The result, published by Houghton Mifflin Harcourt, is a smart, funny and refreshingly unique story of adolescent angst featuring the spirited 15-year-old, Tina Malhotra — a Southern Californian of Indian descent who has a penchant for the Sex Pistols and French philosophers. In witty and observant, if neurotic, letters to Jean-Paul Sartre, Tina chronicles the emotional minefield that is her life – and her one goal above all else: a first kiss.
“It really was a trial-and-error process,” Kashyap told Hero Complex’s Deborah Vankin. “Figuring out the [storytelling] rhythm was part of what made the book take so long.”
Kashyap will be in conversation with Vankin Thursday at 7 p.m. at Book Soup in West Hollywood, where she will sign copies of “Tina’s Mouth.” Following is an interview with the author.
DV: You came to comics via filmmaking. Did you find your film background helped with the transition into graphic novel writing? Are the crafts similar at all?

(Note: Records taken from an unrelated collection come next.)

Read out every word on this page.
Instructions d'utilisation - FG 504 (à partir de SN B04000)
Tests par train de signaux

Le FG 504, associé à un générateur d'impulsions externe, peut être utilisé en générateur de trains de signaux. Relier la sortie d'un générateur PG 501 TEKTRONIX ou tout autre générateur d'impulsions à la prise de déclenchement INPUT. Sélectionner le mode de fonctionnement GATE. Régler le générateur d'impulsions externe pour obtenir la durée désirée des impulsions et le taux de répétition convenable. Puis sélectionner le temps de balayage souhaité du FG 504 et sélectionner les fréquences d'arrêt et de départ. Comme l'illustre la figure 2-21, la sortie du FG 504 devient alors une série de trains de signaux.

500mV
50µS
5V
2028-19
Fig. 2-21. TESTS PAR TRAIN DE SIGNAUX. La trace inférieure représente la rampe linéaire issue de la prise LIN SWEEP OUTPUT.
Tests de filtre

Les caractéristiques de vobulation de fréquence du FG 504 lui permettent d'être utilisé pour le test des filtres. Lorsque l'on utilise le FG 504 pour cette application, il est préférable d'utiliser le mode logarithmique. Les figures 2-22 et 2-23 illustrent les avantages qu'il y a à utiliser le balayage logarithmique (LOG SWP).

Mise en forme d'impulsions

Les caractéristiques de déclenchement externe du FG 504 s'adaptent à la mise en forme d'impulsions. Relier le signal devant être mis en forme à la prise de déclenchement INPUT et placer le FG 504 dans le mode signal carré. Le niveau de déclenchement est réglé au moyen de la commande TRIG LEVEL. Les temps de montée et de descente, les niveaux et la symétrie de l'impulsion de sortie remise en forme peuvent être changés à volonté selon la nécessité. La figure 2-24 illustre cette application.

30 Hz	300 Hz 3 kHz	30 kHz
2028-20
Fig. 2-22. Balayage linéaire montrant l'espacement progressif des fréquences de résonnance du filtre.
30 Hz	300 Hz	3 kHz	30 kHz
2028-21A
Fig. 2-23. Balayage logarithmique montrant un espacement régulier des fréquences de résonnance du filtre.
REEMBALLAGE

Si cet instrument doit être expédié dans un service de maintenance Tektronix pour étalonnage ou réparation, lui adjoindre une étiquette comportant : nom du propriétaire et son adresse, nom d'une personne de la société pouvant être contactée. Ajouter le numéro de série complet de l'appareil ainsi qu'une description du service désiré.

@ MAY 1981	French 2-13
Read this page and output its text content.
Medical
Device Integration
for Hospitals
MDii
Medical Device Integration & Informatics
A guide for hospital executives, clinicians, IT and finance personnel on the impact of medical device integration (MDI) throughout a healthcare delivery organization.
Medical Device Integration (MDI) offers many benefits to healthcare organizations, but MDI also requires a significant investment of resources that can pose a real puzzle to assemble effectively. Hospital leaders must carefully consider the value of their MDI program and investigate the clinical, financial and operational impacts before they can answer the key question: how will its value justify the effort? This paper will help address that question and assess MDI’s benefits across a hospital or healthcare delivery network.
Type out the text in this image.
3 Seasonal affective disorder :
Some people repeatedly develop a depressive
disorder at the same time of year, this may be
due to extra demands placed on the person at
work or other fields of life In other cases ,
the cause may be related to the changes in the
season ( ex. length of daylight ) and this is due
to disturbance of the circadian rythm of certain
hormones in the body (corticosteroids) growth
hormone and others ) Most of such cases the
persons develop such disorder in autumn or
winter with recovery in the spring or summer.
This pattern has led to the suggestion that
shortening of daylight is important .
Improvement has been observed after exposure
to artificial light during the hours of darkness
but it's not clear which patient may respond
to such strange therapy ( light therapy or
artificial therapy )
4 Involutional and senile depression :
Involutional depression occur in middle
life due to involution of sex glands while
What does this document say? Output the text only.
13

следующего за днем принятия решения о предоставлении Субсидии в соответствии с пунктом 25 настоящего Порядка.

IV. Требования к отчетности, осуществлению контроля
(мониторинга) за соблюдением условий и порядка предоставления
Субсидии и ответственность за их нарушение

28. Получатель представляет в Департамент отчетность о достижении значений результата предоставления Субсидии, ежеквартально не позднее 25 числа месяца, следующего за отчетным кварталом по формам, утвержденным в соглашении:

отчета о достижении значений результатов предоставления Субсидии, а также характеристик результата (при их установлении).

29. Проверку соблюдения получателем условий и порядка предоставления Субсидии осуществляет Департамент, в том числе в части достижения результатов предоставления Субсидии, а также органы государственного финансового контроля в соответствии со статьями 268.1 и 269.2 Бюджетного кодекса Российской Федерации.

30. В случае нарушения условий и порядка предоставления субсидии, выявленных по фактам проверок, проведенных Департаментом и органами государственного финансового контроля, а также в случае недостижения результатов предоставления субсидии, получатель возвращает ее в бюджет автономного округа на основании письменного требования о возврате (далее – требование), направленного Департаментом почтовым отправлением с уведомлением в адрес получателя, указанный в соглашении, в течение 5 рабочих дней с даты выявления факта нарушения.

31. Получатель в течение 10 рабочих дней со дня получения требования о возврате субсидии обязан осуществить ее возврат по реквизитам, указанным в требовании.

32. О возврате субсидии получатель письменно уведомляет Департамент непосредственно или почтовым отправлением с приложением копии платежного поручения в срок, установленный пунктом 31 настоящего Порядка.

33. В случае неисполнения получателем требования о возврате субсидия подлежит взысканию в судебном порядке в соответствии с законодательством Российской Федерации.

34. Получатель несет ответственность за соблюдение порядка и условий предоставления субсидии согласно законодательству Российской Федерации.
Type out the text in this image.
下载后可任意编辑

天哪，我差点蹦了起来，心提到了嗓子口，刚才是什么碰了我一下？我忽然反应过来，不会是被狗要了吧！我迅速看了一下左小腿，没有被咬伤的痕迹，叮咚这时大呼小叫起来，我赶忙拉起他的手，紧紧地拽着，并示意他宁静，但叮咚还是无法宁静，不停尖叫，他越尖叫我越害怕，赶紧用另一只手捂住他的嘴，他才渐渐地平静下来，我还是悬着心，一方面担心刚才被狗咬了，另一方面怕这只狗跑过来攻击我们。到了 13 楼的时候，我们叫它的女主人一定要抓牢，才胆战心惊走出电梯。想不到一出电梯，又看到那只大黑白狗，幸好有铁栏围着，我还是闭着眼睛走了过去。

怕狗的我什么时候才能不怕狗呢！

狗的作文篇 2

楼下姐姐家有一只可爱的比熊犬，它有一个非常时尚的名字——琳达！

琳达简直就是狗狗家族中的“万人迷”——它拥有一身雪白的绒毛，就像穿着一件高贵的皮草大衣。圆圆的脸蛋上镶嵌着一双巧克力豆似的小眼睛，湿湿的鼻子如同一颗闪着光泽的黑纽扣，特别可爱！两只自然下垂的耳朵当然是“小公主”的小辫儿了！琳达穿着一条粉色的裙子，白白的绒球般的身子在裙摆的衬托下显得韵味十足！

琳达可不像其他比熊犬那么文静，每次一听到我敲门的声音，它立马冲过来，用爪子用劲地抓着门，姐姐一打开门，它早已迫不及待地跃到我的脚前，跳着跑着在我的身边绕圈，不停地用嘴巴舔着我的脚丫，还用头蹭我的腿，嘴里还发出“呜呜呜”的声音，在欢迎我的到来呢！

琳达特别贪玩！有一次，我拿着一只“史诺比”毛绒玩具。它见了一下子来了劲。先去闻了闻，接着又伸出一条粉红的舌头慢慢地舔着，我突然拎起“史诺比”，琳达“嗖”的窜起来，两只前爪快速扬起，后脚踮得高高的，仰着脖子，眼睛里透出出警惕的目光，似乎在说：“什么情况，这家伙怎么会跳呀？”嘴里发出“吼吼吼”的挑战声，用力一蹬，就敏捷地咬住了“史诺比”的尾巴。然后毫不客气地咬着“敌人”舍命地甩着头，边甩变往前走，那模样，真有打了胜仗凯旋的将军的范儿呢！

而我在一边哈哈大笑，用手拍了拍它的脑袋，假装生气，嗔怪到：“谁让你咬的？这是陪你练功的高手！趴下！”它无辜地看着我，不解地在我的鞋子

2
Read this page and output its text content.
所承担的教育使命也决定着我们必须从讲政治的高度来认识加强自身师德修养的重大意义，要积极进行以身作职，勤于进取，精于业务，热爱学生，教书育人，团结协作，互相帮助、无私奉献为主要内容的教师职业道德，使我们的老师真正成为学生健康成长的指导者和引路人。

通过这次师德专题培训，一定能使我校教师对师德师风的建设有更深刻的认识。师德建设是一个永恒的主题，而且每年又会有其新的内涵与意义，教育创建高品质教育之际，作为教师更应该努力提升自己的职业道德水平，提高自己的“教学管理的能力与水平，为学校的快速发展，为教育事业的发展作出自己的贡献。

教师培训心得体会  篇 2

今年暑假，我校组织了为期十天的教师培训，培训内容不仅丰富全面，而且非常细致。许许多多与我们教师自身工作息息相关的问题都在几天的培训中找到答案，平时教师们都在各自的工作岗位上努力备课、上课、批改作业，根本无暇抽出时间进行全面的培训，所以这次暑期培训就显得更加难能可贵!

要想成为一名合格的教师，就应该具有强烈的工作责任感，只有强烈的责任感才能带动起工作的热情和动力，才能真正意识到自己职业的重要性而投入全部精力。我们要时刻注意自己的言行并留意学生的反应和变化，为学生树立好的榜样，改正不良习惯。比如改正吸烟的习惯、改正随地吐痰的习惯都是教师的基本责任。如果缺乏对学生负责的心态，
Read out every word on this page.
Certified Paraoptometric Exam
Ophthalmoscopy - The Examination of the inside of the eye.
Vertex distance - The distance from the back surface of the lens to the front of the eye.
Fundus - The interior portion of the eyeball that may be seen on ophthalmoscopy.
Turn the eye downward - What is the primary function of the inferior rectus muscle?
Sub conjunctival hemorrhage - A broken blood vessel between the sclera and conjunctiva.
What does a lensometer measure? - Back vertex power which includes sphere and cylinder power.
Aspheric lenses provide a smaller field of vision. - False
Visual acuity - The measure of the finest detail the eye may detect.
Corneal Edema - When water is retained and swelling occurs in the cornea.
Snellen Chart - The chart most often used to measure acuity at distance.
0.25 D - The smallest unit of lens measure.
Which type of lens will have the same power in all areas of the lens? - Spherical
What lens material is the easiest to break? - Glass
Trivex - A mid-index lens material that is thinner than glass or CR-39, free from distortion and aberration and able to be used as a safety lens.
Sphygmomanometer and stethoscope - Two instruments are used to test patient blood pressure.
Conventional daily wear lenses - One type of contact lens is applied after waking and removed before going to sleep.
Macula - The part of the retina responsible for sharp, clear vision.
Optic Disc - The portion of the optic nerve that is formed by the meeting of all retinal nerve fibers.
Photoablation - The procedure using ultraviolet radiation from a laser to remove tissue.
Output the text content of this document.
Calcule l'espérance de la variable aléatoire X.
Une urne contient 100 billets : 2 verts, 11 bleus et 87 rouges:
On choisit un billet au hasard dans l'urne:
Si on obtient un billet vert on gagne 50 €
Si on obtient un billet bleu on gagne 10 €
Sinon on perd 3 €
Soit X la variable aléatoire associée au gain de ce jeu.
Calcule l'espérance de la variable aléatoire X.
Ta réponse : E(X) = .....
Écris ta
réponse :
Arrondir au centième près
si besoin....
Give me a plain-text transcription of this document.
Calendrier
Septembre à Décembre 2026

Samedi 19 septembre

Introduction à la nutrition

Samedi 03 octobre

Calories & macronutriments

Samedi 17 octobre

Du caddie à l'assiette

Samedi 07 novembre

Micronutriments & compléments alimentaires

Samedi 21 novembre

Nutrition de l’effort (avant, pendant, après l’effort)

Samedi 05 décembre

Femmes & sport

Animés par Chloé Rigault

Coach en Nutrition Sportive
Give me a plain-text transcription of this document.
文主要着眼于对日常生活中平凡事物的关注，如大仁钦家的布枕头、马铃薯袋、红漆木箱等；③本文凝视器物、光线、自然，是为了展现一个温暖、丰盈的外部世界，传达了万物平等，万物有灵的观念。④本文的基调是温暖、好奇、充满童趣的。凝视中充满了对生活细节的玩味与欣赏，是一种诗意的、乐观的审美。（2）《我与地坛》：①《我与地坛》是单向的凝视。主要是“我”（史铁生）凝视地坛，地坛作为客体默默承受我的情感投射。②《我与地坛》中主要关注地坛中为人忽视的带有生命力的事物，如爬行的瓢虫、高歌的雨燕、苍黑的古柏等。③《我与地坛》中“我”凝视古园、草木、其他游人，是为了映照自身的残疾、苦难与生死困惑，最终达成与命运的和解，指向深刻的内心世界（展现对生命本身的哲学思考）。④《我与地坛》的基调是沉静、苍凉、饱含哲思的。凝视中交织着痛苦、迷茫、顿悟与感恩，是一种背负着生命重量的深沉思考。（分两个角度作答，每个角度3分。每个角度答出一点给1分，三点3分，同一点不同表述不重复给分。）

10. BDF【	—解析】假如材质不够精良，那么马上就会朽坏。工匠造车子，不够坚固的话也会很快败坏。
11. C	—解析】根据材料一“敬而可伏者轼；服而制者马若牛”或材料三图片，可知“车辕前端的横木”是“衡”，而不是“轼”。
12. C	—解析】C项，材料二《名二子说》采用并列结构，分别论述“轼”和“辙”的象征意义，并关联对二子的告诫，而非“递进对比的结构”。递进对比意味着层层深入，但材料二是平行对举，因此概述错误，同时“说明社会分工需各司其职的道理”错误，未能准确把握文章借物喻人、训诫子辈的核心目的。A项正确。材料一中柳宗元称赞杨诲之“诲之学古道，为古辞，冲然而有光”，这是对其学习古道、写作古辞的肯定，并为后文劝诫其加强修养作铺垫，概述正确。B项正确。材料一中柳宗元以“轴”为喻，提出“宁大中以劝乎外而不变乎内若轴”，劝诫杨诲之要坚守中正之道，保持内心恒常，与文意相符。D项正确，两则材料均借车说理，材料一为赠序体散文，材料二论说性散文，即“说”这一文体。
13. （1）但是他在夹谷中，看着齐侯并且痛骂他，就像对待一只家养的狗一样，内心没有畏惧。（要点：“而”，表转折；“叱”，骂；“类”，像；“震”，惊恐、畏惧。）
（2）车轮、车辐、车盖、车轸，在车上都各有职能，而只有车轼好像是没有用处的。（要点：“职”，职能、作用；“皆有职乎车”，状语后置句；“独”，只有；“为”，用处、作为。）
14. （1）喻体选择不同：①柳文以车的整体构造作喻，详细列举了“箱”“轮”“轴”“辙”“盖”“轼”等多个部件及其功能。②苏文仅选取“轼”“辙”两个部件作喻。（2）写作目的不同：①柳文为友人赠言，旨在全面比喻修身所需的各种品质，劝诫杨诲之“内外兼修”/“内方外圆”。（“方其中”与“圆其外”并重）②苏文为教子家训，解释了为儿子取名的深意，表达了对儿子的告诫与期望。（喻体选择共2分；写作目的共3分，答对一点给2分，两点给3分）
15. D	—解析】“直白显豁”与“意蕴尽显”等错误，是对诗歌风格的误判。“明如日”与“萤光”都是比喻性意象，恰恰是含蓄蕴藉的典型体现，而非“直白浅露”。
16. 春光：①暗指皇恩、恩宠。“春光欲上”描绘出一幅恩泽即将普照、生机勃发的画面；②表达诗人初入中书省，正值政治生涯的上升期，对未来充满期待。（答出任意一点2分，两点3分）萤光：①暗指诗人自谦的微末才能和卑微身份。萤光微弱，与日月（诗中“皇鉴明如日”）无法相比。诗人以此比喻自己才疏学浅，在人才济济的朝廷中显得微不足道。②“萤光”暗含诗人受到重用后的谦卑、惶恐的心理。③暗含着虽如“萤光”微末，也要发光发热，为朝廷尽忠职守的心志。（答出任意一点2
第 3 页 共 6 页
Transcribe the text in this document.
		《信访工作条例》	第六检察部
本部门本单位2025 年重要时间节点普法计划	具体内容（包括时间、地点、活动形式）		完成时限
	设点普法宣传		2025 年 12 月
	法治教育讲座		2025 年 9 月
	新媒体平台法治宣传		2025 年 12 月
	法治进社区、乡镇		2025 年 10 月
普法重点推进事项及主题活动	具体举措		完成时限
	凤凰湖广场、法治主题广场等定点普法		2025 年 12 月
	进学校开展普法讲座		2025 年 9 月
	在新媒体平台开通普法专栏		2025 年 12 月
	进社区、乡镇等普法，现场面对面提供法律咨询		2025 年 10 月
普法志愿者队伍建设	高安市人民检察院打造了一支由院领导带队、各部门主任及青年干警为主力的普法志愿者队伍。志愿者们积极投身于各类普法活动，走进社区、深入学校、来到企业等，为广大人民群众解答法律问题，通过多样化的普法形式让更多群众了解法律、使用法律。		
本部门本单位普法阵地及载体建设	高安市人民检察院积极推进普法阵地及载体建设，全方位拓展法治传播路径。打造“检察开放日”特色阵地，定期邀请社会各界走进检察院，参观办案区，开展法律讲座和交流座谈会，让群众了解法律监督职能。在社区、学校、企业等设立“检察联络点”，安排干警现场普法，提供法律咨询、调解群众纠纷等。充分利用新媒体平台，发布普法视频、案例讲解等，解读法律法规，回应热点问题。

KK: Yes and no. It is visual storytelling, so in that way it is similar. I have always loved movies with voice-overs, but words and images are not easy to put together. My way of thinking was to use Mari’s beautiful drawings and illustrative storytelling to make certain ideas in the book larger.
DV: Why Jean-Paul Sartre – is he someone who influenced you as a kid? Were you into existentialism then?
KK: I took a class in existentialism when I was a sophomore in high school. I don’t so much remember Sartre’s ideas as much as his strange face and storied personal life. I loved the questions that were being asked in that class — they were so different from anything else in my life.
DV: Aren’t all teenagers, to some extent, immersed in an existential experience?
KK: Yes, in that finding out your authentic self seems a more dire mandate at that age. There are some misconceptions, though, as I see it, about existentialism and the way it’s seen in popular culture. Sartre was an optimist about life’s potential. He wasn’t all “life has no meaning so smoke pot all day.” He believed you had to create meaning in your life.
DV: The book, design-wise, is unique in that it’s pretty varied — some pages are heavy with panels and dialogue, other pages are very sparse. How does the style of the book affect the storytelling rhythm?
KK: There were emotional moments that required more space, visually speaking, to add weight or call attention. And others — maybe those that were more dialogue-heavy or plot-driven — that were better suited to panels.
DV: How did you collaborate with your artist, Mari Araki, especially seeing as this is also her publishing debut?
KK: We had a long, drawn out collaboration that involved me writing the script, breaking it down, Mari drawing thumbnails, then going back and forth on tightening, editing, inking, laying out.
DV: Is your book autobiographical at all? Are any of the characters similar to your family members?
KK: Totes! My parents are totally the parents in the book. The similarities kind of stop there, though.
DV: This is your first graphic novel – how did you find the experience of writing comics? What did you read that was similar to educate and inspire?
KK: I found it a lot of fun, but also incredibly difficult and challenging on many levels. I read a lot of books but because Mari or I aren’t comic-book writers per se, we also had to invent our own language.
DV: What are you working on now?
KK: Two scripts, a YA novel and Mari and I are batting about another comic-book idea.